Integrals Power Founder and CEO, Behnam Hormozi, said: “We’re extremely proud of the test results QinetiQ achieved using our LMFP cathode active materials because they show that we’ve delivered higher C-rate performance and higher retained capacity compromise.
“Together with the proven energy density improvements of up to 20% compared to LFP unlocked by our 80% Manganese content and higher voltage profile of 4.1V, we are able to demonstrate to our customers around the world that we can enable significant cost and weight reductions, and more compact, more sustainable, and longer-lasting battery pack designs.”

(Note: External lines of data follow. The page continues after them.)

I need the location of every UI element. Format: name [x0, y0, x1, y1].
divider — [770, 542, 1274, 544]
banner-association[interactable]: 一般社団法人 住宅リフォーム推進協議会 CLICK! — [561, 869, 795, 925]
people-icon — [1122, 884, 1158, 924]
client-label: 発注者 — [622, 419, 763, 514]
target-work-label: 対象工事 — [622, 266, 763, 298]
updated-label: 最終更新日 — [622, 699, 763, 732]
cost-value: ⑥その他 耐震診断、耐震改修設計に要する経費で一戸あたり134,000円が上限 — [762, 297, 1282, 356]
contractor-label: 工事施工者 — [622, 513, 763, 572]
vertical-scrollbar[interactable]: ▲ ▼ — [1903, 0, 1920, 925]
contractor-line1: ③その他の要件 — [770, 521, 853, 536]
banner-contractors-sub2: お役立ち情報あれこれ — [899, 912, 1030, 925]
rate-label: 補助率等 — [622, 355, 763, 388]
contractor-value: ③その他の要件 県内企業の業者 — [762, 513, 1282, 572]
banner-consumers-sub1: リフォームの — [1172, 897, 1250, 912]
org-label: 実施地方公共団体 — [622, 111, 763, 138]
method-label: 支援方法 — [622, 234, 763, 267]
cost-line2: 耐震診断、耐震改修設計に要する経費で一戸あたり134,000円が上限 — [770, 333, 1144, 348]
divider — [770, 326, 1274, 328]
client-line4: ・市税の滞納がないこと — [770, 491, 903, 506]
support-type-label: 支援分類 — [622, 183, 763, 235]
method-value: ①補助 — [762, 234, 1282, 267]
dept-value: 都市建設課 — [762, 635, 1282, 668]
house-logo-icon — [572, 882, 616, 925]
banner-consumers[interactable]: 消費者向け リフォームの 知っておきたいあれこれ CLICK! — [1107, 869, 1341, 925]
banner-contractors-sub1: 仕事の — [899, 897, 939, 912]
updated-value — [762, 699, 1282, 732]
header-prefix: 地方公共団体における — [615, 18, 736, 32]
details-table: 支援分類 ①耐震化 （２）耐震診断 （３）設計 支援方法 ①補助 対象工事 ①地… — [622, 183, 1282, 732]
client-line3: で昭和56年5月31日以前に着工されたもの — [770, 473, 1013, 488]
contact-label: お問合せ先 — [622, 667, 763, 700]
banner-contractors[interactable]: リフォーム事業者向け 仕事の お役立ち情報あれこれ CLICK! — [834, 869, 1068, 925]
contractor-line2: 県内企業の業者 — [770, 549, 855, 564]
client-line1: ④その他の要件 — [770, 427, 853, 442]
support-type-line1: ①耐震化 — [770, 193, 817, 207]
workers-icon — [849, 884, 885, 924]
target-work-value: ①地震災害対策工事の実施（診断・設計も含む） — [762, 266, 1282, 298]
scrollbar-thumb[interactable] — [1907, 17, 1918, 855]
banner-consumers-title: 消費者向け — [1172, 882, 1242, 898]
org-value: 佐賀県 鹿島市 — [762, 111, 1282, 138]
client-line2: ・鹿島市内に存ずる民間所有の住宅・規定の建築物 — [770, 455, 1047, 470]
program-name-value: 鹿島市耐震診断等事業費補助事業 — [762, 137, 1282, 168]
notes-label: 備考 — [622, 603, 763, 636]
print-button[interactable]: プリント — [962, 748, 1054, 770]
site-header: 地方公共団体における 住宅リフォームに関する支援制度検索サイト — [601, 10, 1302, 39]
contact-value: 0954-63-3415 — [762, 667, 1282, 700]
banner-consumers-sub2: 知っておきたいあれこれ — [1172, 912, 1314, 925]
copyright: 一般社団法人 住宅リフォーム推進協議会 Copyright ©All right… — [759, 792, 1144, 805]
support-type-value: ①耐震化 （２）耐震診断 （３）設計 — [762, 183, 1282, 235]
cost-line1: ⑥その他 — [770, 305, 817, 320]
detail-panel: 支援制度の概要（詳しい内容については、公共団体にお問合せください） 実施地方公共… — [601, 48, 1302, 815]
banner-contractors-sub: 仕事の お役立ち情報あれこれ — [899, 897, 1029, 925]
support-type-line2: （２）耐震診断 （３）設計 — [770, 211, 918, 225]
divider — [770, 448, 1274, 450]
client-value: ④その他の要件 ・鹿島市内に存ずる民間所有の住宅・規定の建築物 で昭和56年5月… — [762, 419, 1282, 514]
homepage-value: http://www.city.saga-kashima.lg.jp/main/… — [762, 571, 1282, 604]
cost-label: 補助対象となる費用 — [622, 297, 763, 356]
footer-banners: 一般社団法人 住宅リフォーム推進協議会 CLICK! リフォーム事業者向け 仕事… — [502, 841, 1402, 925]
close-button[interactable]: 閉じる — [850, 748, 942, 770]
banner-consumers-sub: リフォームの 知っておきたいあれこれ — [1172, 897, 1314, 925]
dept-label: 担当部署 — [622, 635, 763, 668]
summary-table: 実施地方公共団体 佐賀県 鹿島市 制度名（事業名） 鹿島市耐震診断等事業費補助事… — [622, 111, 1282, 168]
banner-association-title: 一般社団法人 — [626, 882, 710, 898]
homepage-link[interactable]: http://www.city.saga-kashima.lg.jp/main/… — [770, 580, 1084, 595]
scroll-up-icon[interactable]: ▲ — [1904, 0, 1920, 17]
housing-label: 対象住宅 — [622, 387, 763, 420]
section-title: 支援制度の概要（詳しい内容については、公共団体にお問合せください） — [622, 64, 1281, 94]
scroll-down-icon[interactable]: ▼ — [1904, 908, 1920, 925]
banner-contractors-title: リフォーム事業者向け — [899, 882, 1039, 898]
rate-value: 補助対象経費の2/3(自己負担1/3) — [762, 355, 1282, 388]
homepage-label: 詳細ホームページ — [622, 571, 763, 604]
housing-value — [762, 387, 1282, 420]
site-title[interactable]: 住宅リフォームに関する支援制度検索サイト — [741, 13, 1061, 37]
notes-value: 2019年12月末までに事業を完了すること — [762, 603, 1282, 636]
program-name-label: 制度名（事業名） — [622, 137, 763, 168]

QinetiQ conducted the tests on pouch cells made using the Integrals Power LMFP material and standard commercial-grade graphite anodes and liquid electrolyte. Each cell was tested at an electrode loading of 2mAh/cm2.
The LMFP used in the tests is one of a wide range of 25 cathode active materials developed and patented by Integrals Power. All are developed and manufactured at the company’s UK facility, which includes a pilot plant capable of producing 20 tonnes a year from high-purity raw materials rather than bulk precursors. Samples are already with a wide range of customers across the battery manufacturing industry, including energy storage and EV sectors, for evaluation and benchmarking.